Hello I am in need of a custom regularization term to add to my (binary cross entropy) Loss function. Can somebody help me with the Tensorflow syntax to implement this? I simplified everything as much as possible so it could be easier to help me.
The model takes a dataset 10000 of 18 x 18 binary configurations as input and has a 16x16 of a configuration set as output. The neural network consists only of 2 Convlutional layer.
My model looks like this:
import tensorflow as tf
from tensorflow.keras import datasets, layers, models
EPOCHS = 10
model = models.Sequential()
model.add(layers.Conv2D(1,2,activation='relu',input_shape=[18,18,1]))
model.add(layers.Conv2D(1,2,activation='sigmoid',input_shape=[17,17,1]))
model.compile(optimizer=tf.keras.optimizers.Adam(learning_rate=1e-3),loss=tf.keras.losses.BinaryCrossentropy())
model.fit(initial.reshape(10000,18,18,1),target.reshape(10000,16,16,1),batch_size = 1000, epochs=EPOCHS, verbose=1)
output = model(initial).numpy().reshape(10000,16,16)
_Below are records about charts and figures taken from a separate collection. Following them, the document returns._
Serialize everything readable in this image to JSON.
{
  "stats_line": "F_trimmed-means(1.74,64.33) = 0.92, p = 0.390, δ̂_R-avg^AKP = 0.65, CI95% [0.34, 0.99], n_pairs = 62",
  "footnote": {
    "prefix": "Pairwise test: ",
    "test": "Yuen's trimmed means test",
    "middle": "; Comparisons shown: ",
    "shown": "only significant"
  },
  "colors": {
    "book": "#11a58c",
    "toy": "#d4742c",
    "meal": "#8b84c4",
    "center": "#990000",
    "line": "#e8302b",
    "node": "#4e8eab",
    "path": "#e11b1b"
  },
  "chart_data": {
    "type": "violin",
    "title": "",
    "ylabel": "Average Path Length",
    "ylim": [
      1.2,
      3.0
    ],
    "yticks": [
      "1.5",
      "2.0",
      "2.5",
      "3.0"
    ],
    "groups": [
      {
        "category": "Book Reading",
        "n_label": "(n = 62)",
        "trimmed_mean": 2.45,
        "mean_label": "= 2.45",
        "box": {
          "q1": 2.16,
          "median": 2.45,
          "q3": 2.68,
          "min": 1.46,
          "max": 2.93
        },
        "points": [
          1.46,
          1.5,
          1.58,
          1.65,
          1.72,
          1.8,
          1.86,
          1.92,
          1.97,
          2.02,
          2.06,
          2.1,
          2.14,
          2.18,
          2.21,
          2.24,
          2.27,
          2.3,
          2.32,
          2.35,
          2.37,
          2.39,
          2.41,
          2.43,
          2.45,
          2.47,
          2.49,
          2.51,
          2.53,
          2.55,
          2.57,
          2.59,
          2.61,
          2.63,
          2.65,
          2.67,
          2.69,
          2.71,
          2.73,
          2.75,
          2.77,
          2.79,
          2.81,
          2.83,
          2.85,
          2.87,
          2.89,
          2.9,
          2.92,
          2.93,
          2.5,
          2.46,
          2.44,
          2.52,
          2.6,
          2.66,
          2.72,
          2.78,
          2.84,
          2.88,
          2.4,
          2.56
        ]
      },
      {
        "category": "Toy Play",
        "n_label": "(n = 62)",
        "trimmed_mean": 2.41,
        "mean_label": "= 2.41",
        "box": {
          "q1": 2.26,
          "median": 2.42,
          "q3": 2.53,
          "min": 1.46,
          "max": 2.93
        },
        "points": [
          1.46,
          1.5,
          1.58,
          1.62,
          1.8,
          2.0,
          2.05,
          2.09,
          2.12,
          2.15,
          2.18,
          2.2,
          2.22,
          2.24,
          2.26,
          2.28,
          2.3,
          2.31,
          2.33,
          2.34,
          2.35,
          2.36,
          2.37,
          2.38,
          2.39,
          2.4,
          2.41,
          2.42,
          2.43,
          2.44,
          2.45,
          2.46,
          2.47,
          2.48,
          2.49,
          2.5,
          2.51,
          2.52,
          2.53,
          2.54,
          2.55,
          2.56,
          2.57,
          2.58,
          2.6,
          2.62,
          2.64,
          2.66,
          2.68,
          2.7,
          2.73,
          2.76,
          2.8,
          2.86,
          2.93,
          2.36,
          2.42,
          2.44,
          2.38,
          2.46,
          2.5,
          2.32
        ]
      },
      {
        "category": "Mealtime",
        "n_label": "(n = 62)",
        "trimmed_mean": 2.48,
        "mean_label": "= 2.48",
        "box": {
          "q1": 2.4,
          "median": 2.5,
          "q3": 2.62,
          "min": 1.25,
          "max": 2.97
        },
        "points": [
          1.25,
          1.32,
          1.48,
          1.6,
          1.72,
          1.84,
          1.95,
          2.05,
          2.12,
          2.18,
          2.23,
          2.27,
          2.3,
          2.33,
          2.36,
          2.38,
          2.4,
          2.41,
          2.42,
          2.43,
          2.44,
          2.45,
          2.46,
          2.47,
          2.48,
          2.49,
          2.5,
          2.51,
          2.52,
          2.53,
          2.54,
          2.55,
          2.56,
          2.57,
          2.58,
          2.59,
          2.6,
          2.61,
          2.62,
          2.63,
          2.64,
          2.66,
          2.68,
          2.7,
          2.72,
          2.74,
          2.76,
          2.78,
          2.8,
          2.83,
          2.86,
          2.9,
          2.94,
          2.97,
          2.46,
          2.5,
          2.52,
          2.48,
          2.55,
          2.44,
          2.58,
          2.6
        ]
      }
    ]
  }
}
Now I wrote a function which I'd like to use as an aditional regularization terme to have as a regularization term. This function takes the true and the prediction. Basically it multiplies every point of both with its 'right' neighbor. Then the difference is taken. I assumed that the true and prediction term is 16x16 (and not 10000x16x16). Is this correct?
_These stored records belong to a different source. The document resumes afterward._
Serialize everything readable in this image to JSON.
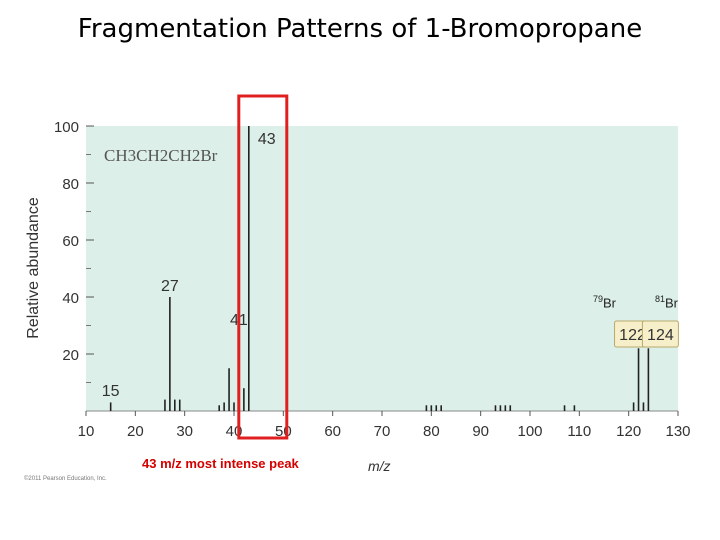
{
  "slide": {
    "title": "Fragmentation Patterns of 1-Bromopropane",
    "callout": "43 m/z most intense peak",
    "copyright": "©2011 Pearson Education, Inc."
  },
  "chart_data": {
    "type": "bar",
    "title": "",
    "xlabel": "m/z",
    "ylabel": "Relative abundance",
    "xlim": [
      10,
      130
    ],
    "ylim": [
      0,
      100
    ],
    "x_ticks": [
      10,
      20,
      30,
      40,
      50,
      60,
      70,
      80,
      90,
      100,
      110,
      120,
      130
    ],
    "y_ticks": [
      20,
      40,
      60,
      80,
      100
    ],
    "grid": false,
    "molecule_label": "CH3CH2CH2Br",
    "isotope_labels": [
      {
        "mass": "79",
        "symbol": "Br"
      },
      {
        "mass": "81",
        "symbol": "Br"
      }
    ],
    "peaks": [
      {
        "mz": 15,
        "abundance": 3
      },
      {
        "mz": 26,
        "abundance": 4
      },
      {
        "mz": 27,
        "abundance": 40
      },
      {
        "mz": 28,
        "abundance": 4
      },
      {
        "mz": 29,
        "abundance": 4
      },
      {
        "mz": 37,
        "abundance": 2
      },
      {
        "mz": 38,
        "abundance": 3
      },
      {
        "mz": 39,
        "abundance": 15
      },
      {
        "mz": 40,
        "abundance": 3
      },
      {
        "mz": 41,
        "abundance": 28
      },
      {
        "mz": 42,
        "abundance": 8
      },
      {
        "mz": 43,
        "abundance": 100
      },
      {
        "mz": 79,
        "abundance": 2
      },
      {
        "mz": 80,
        "abundance": 2
      },
      {
        "mz": 81,
        "abundance": 2
      },
      {
        "mz": 82,
        "abundance": 2
      },
      {
        "mz": 93,
        "abundance": 2
      },
      {
        "mz": 94,
        "abundance": 2
      },
      {
        "mz": 95,
        "abundance": 2
      },
      {
        "mz": 96,
        "abundance": 2
      },
      {
        "mz": 107,
        "abundance": 2
      },
      {
        "mz": 109,
        "abundance": 2
      },
      {
        "mz": 121,
        "abundance": 3
      },
      {
        "mz": 122,
        "abundance": 22
      },
      {
        "mz": 123,
        "abundance": 3
      },
      {
        "mz": 124,
        "abundance": 22
      }
    ],
    "peak_labels": [
      {
        "mz": 15,
        "text": "15",
        "boxed": false
      },
      {
        "mz": 27,
        "text": "27",
        "boxed": false
      },
      {
        "mz": 41,
        "text": "41",
        "boxed": false
      },
      {
        "mz": 43,
        "text": "43",
        "boxed": false
      },
      {
        "mz": 122,
        "text": "122",
        "boxed": true
      },
      {
        "mz": 124,
        "text": "124",
        "boxed": true
      }
    ],
    "highlight": {
      "mz": 43,
      "color": "#e02020"
    },
    "colors": {
      "plot_bg": "#dcefe9",
      "peak": "#222222",
      "callout_box": "#f7efc9"
    }
  }
}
def regularization_term(prediction, true):
order = list(range(1,4))
order.append(0)
deviation = (true*true[:,order]) - (prediction*prediction[:,order])
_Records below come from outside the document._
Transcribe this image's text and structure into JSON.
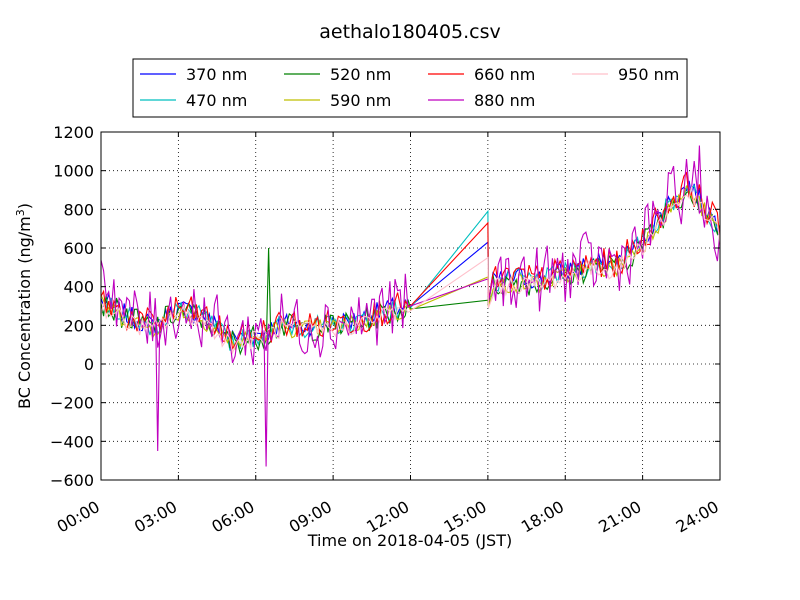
{
  "chart_data": {
    "type": "line",
    "title": "aethalo180405.csv",
    "xlabel": "Time on 2018-04-05 (JST)",
    "ylabel": "BC Concentration (ng/m",
    "ylabel_superscript": "3",
    "ylabel_suffix": ")",
    "xlim": [
      "00:00",
      "24:00"
    ],
    "ylim": [
      -600,
      1200
    ],
    "x_ticks": [
      "00:00",
      "03:00",
      "06:00",
      "09:00",
      "12:00",
      "15:00",
      "18:00",
      "21:00",
      "24:00"
    ],
    "y_ticks": [
      -600,
      -400,
      -200,
      0,
      200,
      400,
      600,
      800,
      1000,
      1200
    ],
    "grid": true,
    "legend_position": "top",
    "gap": {
      "start": "12:00",
      "end": "15:00"
    },
    "series": [
      {
        "name": "370 nm",
        "color": "#0000ff",
        "anchors": [
          [
            0,
            330
          ],
          [
            1,
            250
          ],
          [
            2,
            200
          ],
          [
            3,
            290
          ],
          [
            4,
            250
          ],
          [
            5,
            130
          ],
          [
            6,
            150
          ],
          [
            7,
            210
          ],
          [
            8,
            200
          ],
          [
            9,
            210
          ],
          [
            10,
            230
          ],
          [
            11,
            280
          ],
          [
            11.9,
            300
          ],
          [
            15.1,
            420
          ],
          [
            16,
            450
          ],
          [
            17,
            440
          ],
          [
            18,
            480
          ],
          [
            19,
            520
          ],
          [
            20,
            520
          ],
          [
            21,
            640
          ],
          [
            22,
            830
          ],
          [
            22.8,
            930
          ],
          [
            23.5,
            800
          ],
          [
            24,
            710
          ]
        ],
        "gap_end_value": 630
      },
      {
        "name": "470 nm",
        "color": "#00bfbf",
        "anchors": [
          [
            0,
            320
          ],
          [
            1,
            240
          ],
          [
            2,
            190
          ],
          [
            3,
            280
          ],
          [
            4,
            240
          ],
          [
            5,
            120
          ],
          [
            6,
            140
          ],
          [
            7,
            200
          ],
          [
            8,
            190
          ],
          [
            9,
            200
          ],
          [
            10,
            220
          ],
          [
            11,
            270
          ],
          [
            11.9,
            290
          ],
          [
            15.1,
            410
          ],
          [
            16,
            440
          ],
          [
            17,
            430
          ],
          [
            18,
            470
          ],
          [
            19,
            510
          ],
          [
            20,
            510
          ],
          [
            21,
            630
          ],
          [
            22,
            820
          ],
          [
            22.8,
            920
          ],
          [
            23.5,
            790
          ],
          [
            24,
            700
          ]
        ],
        "gap_end_value": 790
      },
      {
        "name": "520 nm",
        "color": "#008000",
        "anchors": [
          [
            0,
            320
          ],
          [
            1,
            240
          ],
          [
            2,
            185
          ],
          [
            3,
            275
          ],
          [
            4,
            235
          ],
          [
            5,
            115
          ],
          [
            6,
            135
          ],
          [
            7,
            195
          ],
          [
            8,
            185
          ],
          [
            9,
            195
          ],
          [
            10,
            215
          ],
          [
            11,
            265
          ],
          [
            11.9,
            285
          ],
          [
            15.1,
            400
          ],
          [
            16,
            430
          ],
          [
            17,
            420
          ],
          [
            18,
            460
          ],
          [
            19,
            500
          ],
          [
            20,
            500
          ],
          [
            21,
            620
          ],
          [
            22,
            810
          ],
          [
            22.8,
            910
          ],
          [
            23.5,
            780
          ],
          [
            24,
            690
          ]
        ],
        "gap_end_value": 330
      },
      {
        "name": "590 nm",
        "color": "#bfbf00",
        "anchors": [
          [
            0,
            310
          ],
          [
            1,
            230
          ],
          [
            2,
            180
          ],
          [
            3,
            270
          ],
          [
            4,
            230
          ],
          [
            5,
            110
          ],
          [
            6,
            130
          ],
          [
            7,
            190
          ],
          [
            8,
            180
          ],
          [
            9,
            190
          ],
          [
            10,
            210
          ],
          [
            11,
            260
          ],
          [
            11.9,
            280
          ],
          [
            15.1,
            395
          ],
          [
            16,
            420
          ],
          [
            17,
            415
          ],
          [
            18,
            455
          ],
          [
            19,
            495
          ],
          [
            20,
            495
          ],
          [
            21,
            615
          ],
          [
            22,
            800
          ],
          [
            22.8,
            900
          ],
          [
            23.5,
            770
          ],
          [
            24,
            680
          ]
        ],
        "gap_end_value": 450
      },
      {
        "name": "660 nm",
        "color": "#ff0000",
        "anchors": [
          [
            0,
            330
          ],
          [
            1,
            250
          ],
          [
            2,
            200
          ],
          [
            3,
            290
          ],
          [
            4,
            250
          ],
          [
            5,
            130
          ],
          [
            6,
            150
          ],
          [
            7,
            210
          ],
          [
            8,
            200
          ],
          [
            9,
            210
          ],
          [
            10,
            230
          ],
          [
            11,
            280
          ],
          [
            11.9,
            300
          ],
          [
            15.1,
            420
          ],
          [
            16,
            450
          ],
          [
            17,
            440
          ],
          [
            18,
            480
          ],
          [
            19,
            520
          ],
          [
            20,
            520
          ],
          [
            21,
            640
          ],
          [
            22,
            830
          ],
          [
            22.8,
            930
          ],
          [
            23.5,
            800
          ],
          [
            24,
            700
          ]
        ],
        "gap_end_value": 730
      },
      {
        "name": "880 nm",
        "color": "#bf00bf",
        "anchors": [
          [
            0,
            500
          ],
          [
            1,
            250
          ],
          [
            2,
            200
          ],
          [
            3,
            290
          ],
          [
            4,
            250
          ],
          [
            5,
            130
          ],
          [
            6,
            150
          ],
          [
            7,
            210
          ],
          [
            8,
            200
          ],
          [
            9,
            210
          ],
          [
            10,
            230
          ],
          [
            11,
            280
          ],
          [
            11.9,
            300
          ],
          [
            15.1,
            420
          ],
          [
            16,
            450
          ],
          [
            17,
            440
          ],
          [
            18,
            480
          ],
          [
            19,
            520
          ],
          [
            20,
            520
          ],
          [
            21,
            640
          ],
          [
            22,
            830
          ],
          [
            22.8,
            930
          ],
          [
            23.5,
            800
          ],
          [
            24,
            600
          ]
        ],
        "gap_end_value": 440
      },
      {
        "name": "950 nm",
        "color": "#ffc0cb",
        "anchors": [
          [
            0,
            300
          ],
          [
            1,
            220
          ],
          [
            2,
            175
          ],
          [
            3,
            265
          ],
          [
            4,
            225
          ],
          [
            5,
            105
          ],
          [
            6,
            125
          ],
          [
            7,
            185
          ],
          [
            8,
            175
          ],
          [
            9,
            185
          ],
          [
            10,
            205
          ],
          [
            11,
            255
          ],
          [
            11.9,
            275
          ],
          [
            15.1,
            390
          ],
          [
            16,
            415
          ],
          [
            17,
            410
          ],
          [
            18,
            450
          ],
          [
            19,
            490
          ],
          [
            20,
            490
          ],
          [
            21,
            610
          ],
          [
            22,
            790
          ],
          [
            22.8,
            890
          ],
          [
            23.5,
            760
          ],
          [
            24,
            670
          ]
        ],
        "gap_end_value": 550
      }
    ],
    "annotations": [
      {
        "x": 2.2,
        "y": -450,
        "series": "880 nm"
      },
      {
        "x": 6.4,
        "y": -530,
        "series": "880 nm"
      },
      {
        "x": 23.2,
        "y": 1130,
        "series": "880 nm"
      },
      {
        "x": 6.5,
        "y": 600,
        "series": "520 nm"
      }
    ]
  }
}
deviation = abs(deviation)**2
return 0.2 * deviation
I would really appreciate some help with adding something like this function as a regularization term to my loss for helping the neural network to train better to this 'right neighbor' interaction. I'm really struggling with using the customizable Tensorflow functionalities a lot. Thank you, much appreciated.